Wednesday, 17 December 2014

Creepy Christmas





Over the last 2 weeks, I've been working mentally hard to get loads of stuff made for Pexmas festive market, which happens just outside our studio. I actually do the branding for the Pexmas Ltd company since it started 3 years ago, but never thought of having  stall before. Anyway - so all of a sudden I had to brainstorm how to make commercially viable products while running with the current ideas for my art stuff.
I made clothes and cards mainly. Clothes are all designed and handmade by me, using reclaimed fabrics and dyed with vegetable dyes from kitchen by-products (so NO food wastage in the process) - i used onion skins, avocado skins and stones, and the water from soaking black beans.
The cards are all printed (lino, woodcut, mono and screenprint) with toxin-free inks onto a special card (v.expensive!) that is made from an algae which grows in the Venice Lagoon - it has to be removed otherwise it pollutes and poisons the local ecosystem. Cool huh!? And i ordered 100% recycled envelopes. Unfortunately cellophane wrapping seems to be a harmful product, no matter how you look at it, so i didn't buy any. But i think for professional reasons - i ought to, otherwise people might not buy the cards. I'm gonna keep researching to see if i can find recycled cellophane wrapping pockets.
*
Below are some studio shots from the mad making process... I did the stall with my friend Rachael who I share a studio with also, and i think we didn't sleep properly, or eat a proper meal for a week. Consequentially, I am now ill!



Black bean dyebath





This is a bedspread i'm making from reclaimed fabrics - linens and cottons. Some are naturally dyed, the others (the grey and brown) are already like that.


I'v realised I need to make an online shop and website for the clothes I make - I have at least 15 different garments i've designed and handmade and dyed with veg dyes.



Monday, 1 December 2014

Postcard Perfect

My dad (known as Papa to his daughters) was in North Carolina the other week for work (he works for a company that have the majority share of the world tailors dummy market!) He sent me this amazing postcard! Best colours and outfits - and these ladies are so accomplished! So I made a top to match them, it sort of happened coincedentally, but then on purpose. I dyed the fabric with onion skins, and printed it with paprika and blue acrylic paint. 




 

I took photos on photobooth and made my own 'postcards'. I'd never thought of it before, but photo-booth and postcards are a perfect medium for vicarious living and imagined memories. You can hear stories of others' adventures, and imagine them, and mentally and spiritually (or visually if you use photobooth) insert yourself into that location or situation.
-Visiting a place-choosing a postcard-writing your adventures-passing them on to someone who will look at and read them-to reappropriate the words and image into their own subconscious mix-form a perceived image-
This process is a step-by-step dislocation from the reality - it's an imagining of memory.
This idea appeals to the concept of my 'outback cinema' that i imagine is run by a lone cowgirl dreamer.

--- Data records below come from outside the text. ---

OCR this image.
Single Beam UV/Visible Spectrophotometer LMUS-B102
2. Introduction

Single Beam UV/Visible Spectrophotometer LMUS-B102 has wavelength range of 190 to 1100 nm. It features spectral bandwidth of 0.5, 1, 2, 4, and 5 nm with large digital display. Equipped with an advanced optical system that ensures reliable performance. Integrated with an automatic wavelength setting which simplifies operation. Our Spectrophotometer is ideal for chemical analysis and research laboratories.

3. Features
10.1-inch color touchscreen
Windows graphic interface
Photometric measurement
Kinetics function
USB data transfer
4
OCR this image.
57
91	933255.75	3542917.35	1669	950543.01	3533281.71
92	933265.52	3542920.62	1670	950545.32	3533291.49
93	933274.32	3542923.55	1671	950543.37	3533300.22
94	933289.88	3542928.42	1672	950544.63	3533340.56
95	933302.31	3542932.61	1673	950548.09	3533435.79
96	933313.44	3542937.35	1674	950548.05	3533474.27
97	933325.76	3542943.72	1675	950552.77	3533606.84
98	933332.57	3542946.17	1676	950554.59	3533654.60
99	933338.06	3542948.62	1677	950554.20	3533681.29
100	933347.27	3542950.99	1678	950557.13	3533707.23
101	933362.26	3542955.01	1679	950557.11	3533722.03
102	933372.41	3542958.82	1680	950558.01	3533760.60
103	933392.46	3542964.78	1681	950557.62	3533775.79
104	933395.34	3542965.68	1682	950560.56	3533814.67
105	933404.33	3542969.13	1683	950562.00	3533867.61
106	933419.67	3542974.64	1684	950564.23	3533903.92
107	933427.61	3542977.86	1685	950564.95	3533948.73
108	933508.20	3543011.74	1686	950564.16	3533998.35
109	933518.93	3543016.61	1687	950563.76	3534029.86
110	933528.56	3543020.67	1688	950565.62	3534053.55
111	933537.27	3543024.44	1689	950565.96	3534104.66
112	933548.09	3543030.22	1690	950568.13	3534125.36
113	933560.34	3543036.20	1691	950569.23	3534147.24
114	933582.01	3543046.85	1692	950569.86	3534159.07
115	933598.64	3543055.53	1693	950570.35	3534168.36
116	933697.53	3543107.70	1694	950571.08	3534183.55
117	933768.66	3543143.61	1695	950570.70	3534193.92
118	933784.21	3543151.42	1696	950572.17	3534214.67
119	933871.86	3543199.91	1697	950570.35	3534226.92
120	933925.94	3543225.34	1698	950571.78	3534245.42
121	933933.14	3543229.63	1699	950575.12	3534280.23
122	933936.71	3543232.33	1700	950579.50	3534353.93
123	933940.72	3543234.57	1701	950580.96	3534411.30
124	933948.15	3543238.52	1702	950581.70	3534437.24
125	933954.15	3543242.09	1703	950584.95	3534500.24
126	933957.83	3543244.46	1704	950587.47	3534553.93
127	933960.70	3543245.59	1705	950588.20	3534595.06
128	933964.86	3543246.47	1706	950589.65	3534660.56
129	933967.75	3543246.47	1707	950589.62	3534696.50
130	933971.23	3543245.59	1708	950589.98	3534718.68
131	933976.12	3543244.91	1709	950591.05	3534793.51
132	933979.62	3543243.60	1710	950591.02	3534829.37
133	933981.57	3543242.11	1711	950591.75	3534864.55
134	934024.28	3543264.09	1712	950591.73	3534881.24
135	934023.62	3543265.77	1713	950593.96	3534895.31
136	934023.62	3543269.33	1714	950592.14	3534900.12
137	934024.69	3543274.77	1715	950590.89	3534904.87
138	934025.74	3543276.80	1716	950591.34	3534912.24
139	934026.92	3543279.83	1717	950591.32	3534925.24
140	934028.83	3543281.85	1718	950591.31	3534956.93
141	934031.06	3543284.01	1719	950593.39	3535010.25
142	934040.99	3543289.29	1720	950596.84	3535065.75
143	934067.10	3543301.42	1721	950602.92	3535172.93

As a reminder - this concept of the cinema in the outback, is that there is a site, or location for half-imagined/half-true/vicarious cerebral activity - for adopting far-away lives and inhabiting far-away places. This is an activity that film itself provides, but with my cinema scene I am actively manifesting this process.
And now with my photobooth 'postcards' too.

*

And below - Sunday studio work & monoprinted greetings cards








And on Saturday night we unexpectedly ended up in the biggest geezer pub in Waterloo, that was very sparsely populated by old men drinking pints alone, an extremely enthusiastic karaoke contestant called Jamie (followed by some other contestants who were less enthusiastic and more drunk), and two old geezer-women who began the night  arm-in-arm swaying to the beat, and ended it with a huge screaming fight that went on alongside the karaoke for nearly an hour.